- Afrimat Limited acquires Lafarge South Africa, strengthening its position in the construction materials market.
- The $6 million acquisition expands Afrimat’s national footprint and product offerings.
- The deal aligns with Afrimat’s strategy to drive operational efficiency and meet customer demands in the construction materials segment.
Incorporated in the Republic of South Africa, Afrimat Limited has emerged as a key player in the construction materials industry. By acquiring LSA, a leading provider of construction materials in South Africa, Afrimat aims to expand its national footprint and product offerings, while driving operational efficiency within the construction materials segment.
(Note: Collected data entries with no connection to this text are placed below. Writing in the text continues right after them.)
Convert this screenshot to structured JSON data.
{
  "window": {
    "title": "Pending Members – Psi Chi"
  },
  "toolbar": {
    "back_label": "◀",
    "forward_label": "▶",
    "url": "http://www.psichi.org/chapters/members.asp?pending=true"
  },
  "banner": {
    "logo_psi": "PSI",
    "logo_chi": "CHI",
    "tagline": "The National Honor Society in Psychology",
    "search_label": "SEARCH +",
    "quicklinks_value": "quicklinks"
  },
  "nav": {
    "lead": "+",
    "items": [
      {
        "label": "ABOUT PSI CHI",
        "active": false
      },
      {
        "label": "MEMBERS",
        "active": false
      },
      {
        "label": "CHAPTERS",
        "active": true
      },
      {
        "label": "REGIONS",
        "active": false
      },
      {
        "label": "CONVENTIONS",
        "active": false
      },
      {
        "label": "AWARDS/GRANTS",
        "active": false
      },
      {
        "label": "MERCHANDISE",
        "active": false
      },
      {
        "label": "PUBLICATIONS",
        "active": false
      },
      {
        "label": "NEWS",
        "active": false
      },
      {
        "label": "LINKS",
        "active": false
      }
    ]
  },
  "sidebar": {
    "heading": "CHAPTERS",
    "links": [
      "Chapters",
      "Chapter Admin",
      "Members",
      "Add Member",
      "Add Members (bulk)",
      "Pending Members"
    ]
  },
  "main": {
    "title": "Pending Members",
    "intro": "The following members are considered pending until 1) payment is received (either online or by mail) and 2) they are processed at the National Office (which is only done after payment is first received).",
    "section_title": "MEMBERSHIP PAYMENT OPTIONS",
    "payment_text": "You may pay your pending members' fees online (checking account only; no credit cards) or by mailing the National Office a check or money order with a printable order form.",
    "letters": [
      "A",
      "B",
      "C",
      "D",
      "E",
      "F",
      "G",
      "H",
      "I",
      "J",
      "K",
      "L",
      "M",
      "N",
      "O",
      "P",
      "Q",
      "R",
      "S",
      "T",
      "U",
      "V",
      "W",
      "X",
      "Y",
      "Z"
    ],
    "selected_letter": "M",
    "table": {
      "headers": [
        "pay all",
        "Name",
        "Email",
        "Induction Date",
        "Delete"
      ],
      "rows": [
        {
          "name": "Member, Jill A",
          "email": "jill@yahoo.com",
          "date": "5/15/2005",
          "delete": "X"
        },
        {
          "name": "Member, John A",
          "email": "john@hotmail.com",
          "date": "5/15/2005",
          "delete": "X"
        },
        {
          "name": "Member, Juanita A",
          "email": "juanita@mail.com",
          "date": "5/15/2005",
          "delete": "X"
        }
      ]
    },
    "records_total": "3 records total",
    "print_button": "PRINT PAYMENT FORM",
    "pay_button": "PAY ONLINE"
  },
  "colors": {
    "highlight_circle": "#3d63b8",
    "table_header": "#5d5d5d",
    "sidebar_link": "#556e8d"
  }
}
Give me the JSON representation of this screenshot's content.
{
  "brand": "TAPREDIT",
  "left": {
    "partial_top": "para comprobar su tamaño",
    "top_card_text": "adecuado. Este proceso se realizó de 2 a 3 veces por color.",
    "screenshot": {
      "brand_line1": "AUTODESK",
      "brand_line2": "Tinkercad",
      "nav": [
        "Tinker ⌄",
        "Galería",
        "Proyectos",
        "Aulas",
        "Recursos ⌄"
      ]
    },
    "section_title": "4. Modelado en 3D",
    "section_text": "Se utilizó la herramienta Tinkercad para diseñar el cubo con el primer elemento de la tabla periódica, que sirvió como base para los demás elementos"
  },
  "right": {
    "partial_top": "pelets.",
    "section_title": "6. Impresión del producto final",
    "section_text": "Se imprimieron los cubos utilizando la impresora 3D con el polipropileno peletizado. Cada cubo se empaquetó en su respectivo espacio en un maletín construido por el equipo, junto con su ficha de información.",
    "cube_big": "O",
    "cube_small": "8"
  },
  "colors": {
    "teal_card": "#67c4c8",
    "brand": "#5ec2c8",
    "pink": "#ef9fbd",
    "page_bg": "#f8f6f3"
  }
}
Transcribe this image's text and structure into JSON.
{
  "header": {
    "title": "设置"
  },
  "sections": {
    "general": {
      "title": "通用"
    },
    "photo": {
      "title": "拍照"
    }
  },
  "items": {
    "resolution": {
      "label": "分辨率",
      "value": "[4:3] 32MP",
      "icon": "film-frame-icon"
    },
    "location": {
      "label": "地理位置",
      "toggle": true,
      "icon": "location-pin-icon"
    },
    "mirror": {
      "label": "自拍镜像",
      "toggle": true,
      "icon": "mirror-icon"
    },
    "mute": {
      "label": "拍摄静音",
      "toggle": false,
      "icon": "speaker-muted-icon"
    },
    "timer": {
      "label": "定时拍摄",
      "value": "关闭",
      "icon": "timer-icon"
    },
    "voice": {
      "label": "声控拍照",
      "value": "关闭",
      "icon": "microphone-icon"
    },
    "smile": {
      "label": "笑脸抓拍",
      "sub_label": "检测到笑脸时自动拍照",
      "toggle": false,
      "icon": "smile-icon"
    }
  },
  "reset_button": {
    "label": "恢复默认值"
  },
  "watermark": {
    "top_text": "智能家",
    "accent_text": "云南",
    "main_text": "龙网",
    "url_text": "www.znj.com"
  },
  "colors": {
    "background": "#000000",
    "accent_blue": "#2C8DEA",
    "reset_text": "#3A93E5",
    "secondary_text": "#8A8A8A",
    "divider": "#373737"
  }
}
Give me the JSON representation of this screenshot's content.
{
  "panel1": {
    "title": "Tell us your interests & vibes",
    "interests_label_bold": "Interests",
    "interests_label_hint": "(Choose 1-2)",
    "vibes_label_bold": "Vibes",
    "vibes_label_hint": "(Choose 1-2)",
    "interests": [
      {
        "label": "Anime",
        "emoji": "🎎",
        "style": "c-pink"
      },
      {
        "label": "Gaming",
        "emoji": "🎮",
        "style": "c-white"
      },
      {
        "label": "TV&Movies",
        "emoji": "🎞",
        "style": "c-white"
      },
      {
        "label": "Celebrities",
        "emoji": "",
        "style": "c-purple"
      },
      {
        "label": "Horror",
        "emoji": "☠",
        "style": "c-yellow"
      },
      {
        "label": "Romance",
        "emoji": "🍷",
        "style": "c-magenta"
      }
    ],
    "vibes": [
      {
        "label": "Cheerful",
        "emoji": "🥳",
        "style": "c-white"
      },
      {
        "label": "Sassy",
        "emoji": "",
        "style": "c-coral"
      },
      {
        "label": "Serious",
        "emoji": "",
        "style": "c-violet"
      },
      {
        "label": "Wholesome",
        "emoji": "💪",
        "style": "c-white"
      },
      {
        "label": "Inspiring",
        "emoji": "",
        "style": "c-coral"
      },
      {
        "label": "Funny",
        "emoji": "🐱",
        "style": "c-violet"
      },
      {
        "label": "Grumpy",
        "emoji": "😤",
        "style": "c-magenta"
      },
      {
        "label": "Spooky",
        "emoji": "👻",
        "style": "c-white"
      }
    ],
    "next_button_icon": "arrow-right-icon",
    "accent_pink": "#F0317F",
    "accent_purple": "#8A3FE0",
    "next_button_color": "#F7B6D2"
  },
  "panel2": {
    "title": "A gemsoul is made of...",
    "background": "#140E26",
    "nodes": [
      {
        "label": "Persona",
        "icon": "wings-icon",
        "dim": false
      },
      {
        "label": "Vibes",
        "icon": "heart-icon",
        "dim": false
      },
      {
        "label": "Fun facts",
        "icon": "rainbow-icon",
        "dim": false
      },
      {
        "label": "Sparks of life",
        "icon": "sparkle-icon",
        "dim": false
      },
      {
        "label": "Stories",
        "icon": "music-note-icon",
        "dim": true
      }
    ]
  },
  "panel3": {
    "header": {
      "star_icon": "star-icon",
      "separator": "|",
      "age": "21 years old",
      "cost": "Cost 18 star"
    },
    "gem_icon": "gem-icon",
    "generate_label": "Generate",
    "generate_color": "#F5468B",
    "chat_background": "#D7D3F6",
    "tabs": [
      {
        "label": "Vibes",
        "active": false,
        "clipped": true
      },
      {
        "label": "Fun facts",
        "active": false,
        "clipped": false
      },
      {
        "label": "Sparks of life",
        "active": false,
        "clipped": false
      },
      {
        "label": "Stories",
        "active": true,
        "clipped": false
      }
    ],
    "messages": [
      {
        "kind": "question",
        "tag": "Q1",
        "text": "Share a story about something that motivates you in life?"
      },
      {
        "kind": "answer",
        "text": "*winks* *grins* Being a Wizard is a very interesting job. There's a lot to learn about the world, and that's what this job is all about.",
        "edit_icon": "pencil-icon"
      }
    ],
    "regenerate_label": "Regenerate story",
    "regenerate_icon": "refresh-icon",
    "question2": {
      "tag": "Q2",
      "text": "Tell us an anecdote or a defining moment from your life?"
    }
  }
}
As part of the Holcim Group, LSA has built a strong reputation for delivering high-quality construction materials, including aggregates, concrete, cement, and fly-ash, which are in high demand within the construction industry. LSA’s commitment to reliable quality and high-performance products aligns well with Afrimat’s focus on customer satisfaction and product development.
The acquisition is a strategic move by Afrimat to meet growing customer demands and enhance its competitive advantage. By expanding its reach and optimizing operational efficiency, Afrimat aims to capitalize on emerging opportunities and reduce costs across all staffing categories. The company’s ongoing efforts to develop the necessary skills and expand its product portfolio are expected to be further strengthened by this acquisition.
Under the terms of the share purchase agreement, Afrimat will pay a purchase consideration of $6 million in cash upon the closing date. Additionally, Afrimat has committed to repaying or facilitating the repayment of a loan totaling R900 million owed by LSA to the seller, with an initial cash payment of R500 million on the closing date. The outstanding balance of R400 million will be interest-free and repaid within twelve months. Furthermore, the Seller Group Loan will be converted into Euro upon the closing date, ensuring a smooth transition for all parties involved.
The successful completion of the acquisition is subject to the fulfillment or waiver of several conditions precedent. These conditions include the approval of the Competition Authorities, the Minister of Mineral Resources and Energy of South Africa, and the Financial Surveillance Department of the South African Reserve Bank. Once these conditions are met, the closing date will be set as the 10th business day thereafter.
According to the latest unaudited consolidated management accounts of LSA Group, the net asset value as of December 31, 2022, amounted to R1.4 billion, with an attributable profit before interest, taxation, depreciation, and amortization of R38 million for the same period. While there has been a decrease compared to the previous year’s figures, Afrimat remains optimistic about the potential growth and synergy arising from the acquisition.
The acquisition of Lafarge South Africa by Afrimat Limited falls under the category 2 transaction as per the JSE Limited Listings Requirements, further highlighting the significance and scale of this strategic move. Afrimat has also committed to ensuring compliance with the JSE Limited Listings Requirements after the closing date, as stated in paragraph 9.16 of the requirements.